His name is not said again.

But there may be an answer – at least a theory.
No one knows who wrote the 4th Gospel.
Tradition gave it the name of John,
            but it pretty clearly wasn’t John the Son of Zebedee
                        and brother of James.
We don’t know who wrote the 4th Gospel,
            but there is a respectable group of scholars
                        who think it was Lazarus.
It may be that the mystical Gospel,
            the loftiest poetry and the truest knowledge of Christ,       
            came from this man who had seen the other side.
We don’t know that.
But I cannot imagine that Lazarus resumed his ordinary life.
From that day forth, he knew the life giving power of Jesus
            -- not as an idea, but an experience; not a theory, but a fact.
Lazarus knew what Paul meant when he said,
            “If anyone is in Christ, he is a new creation.
              The old has gone. The new has come.”

But is that what we want?
The self-help books and the psycho-pundits on the talk shows
            all have techniques to tinker a little with our lives
            -- countless ways to make a little adjustment here
                        or there so we might, with luck and hard work,
                        make ourselves 3% happier -- 
but without changing anything too much.
  
On any given day, 3% happier may be
            about as much as we think like we can stand.
So we pray for that, and many a time
            that’s what Jesus does for us.
“I’ll have a Grande grace, Pike Place, not bold,
            with room for cream.”
But sometimes Jesus may have a venti grace in mind
            and our cup won’t hold it.
We need a different cup.

Jesus wants better for us than we want for ourselves.
Jesus wants better for us than we can imagine,
            but it’s natural for us to be afraid of it.
Room has to be made to hold so much grace.
The ordinary things that make is feel safe,     
            the things that give us our hints of well-being,
                        have to fall away to make room
            “for the glory which is yet to be revealed.”

Holy Week is the story of that falling away.
It is a story of death – like the death of Lazarus
             – the kind of death that opens the way to new life
            – not to old life refurbished, buffed and refinished
                        – but utterly new life – a new creation.

This makes a difference for how we understand
            what happens in our life all the time.
It changes how we understand what is happening
            when the ordinary things that make is feel safe,       
            the things that give us our sense of well-being,
                        fall away.

And that is all the time.
As Joni Mitchell so wisely said,    
            “Something’s lost and something’s gained
                        in living every day.”

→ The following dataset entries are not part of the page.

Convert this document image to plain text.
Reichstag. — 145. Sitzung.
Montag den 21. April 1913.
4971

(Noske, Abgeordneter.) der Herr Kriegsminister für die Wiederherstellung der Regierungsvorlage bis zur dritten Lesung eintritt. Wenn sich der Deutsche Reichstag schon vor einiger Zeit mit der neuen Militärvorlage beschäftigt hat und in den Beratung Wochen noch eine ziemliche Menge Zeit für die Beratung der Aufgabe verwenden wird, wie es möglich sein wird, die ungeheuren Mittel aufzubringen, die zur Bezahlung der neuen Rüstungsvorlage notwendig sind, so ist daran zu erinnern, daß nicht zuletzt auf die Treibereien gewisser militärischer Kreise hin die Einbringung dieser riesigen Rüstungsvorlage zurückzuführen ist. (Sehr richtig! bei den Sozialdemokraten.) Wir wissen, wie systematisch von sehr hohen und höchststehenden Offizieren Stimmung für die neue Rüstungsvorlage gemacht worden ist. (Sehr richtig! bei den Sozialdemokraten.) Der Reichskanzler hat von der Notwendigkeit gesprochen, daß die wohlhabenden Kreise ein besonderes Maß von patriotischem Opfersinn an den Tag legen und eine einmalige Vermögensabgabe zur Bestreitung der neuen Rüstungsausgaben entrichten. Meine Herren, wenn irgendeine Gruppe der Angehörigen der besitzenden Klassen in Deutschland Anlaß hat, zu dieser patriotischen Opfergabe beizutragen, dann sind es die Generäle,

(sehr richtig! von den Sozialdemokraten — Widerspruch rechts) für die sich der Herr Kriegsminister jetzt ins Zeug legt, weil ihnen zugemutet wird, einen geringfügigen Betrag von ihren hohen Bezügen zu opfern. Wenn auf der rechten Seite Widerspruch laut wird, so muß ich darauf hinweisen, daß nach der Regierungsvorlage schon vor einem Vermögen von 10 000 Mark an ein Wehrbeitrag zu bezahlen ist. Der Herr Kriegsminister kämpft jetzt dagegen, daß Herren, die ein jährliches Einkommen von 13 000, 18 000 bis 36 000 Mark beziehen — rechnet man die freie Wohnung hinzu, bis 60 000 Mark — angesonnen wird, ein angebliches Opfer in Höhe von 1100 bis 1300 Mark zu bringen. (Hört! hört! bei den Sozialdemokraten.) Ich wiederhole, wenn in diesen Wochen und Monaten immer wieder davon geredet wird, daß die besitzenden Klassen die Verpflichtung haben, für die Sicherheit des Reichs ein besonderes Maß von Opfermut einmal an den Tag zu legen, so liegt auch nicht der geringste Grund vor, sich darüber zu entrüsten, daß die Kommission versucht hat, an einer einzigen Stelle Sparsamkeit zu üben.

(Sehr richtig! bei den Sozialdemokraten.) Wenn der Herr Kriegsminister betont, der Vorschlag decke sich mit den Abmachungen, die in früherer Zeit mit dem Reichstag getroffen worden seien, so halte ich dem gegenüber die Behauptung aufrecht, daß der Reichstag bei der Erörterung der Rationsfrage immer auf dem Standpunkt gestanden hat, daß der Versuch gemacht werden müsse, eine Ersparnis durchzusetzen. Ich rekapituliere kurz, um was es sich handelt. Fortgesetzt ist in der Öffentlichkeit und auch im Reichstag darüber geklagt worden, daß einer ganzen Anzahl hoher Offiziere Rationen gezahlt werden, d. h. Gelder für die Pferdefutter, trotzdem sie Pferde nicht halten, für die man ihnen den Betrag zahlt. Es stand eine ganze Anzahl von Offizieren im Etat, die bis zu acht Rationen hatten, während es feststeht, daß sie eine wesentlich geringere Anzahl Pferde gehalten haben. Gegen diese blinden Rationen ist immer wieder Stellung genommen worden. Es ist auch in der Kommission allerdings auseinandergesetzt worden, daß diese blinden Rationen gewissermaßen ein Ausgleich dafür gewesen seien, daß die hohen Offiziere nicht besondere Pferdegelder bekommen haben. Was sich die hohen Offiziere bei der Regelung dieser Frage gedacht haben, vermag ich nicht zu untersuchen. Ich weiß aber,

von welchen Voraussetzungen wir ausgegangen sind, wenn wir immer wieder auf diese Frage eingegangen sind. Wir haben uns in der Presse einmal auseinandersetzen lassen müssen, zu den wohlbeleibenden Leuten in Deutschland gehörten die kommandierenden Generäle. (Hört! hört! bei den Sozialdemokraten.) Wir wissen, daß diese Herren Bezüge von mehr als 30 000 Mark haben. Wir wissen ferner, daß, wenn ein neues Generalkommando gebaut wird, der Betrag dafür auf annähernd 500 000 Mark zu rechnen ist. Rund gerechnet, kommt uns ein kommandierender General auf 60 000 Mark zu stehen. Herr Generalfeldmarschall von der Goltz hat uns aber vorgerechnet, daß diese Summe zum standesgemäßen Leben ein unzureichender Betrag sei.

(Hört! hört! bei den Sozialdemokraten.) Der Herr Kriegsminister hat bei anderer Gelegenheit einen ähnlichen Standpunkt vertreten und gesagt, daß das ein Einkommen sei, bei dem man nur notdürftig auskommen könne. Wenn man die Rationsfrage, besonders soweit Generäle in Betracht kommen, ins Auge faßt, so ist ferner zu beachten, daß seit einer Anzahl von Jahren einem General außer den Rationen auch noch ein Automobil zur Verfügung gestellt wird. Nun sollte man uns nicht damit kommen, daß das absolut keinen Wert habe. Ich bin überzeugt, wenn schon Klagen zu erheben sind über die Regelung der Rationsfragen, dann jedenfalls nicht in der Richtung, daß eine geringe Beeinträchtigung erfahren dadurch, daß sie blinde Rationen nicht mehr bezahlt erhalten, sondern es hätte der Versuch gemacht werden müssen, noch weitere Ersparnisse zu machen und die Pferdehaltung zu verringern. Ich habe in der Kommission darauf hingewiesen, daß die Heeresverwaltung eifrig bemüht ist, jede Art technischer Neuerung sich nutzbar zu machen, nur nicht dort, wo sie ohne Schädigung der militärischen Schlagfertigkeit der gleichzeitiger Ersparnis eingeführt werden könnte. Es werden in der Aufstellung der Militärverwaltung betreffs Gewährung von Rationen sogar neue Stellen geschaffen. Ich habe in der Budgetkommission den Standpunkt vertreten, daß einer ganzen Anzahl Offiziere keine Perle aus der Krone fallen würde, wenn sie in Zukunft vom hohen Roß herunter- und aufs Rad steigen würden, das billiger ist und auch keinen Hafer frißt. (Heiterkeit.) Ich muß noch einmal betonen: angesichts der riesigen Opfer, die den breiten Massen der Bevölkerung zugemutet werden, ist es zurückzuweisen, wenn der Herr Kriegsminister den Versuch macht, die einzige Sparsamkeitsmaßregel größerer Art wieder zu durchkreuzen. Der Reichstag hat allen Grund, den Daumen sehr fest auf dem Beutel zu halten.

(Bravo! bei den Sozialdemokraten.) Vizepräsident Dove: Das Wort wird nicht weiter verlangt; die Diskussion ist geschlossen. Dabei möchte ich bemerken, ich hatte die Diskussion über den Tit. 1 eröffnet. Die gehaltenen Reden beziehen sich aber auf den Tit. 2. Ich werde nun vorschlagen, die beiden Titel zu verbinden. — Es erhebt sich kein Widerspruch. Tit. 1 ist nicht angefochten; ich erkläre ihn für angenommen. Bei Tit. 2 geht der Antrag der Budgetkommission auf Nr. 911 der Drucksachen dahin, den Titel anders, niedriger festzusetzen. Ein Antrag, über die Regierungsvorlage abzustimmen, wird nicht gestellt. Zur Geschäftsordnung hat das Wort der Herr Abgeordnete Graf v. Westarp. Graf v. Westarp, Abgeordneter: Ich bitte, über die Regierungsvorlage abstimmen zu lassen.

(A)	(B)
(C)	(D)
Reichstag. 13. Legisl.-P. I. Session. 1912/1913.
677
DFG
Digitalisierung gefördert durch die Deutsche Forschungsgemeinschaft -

When life is falling apart,
            in big ways or in little ways,
            how do we understand it?
It’s hard to lose the things that make us happy
            -- jobs, homes, people, relationships.
Even though he knew about resurrection,
            Jesus wept at the tomb of Lazarus
                        because the Lazarus who came out of the tomb
                        would not be the same man who went into it.
Even Jesus missed the old Lazarus.
So naturally, when we lose what we love, we grieve.

But we do not suffer without hope.
Peter says,
            “After you have suffered for a little while.,
             the God of all grace who has called you
                        to his eternal glory in Christ
                        will himself restore you, support, and strengthen
                        and establish you.”
Paul says,
            “. . . (T)he sufferings of this present time are not worth
             comparing to the glory about to be revealed . . . .”


There is a Zen adage that goes,
            “The barn has burned.
             Now I can see the moon.”

That’s a new meaning for a barn burning.
When the barn is burning in our lives,
            we do our best to put out the fire.
But when the barn has burned, we look for the moon.
When Lazarus has died, we look for the resurrection.
When we lose the things that make us happy,
            we look for the glory of Christ to make us ecstatic.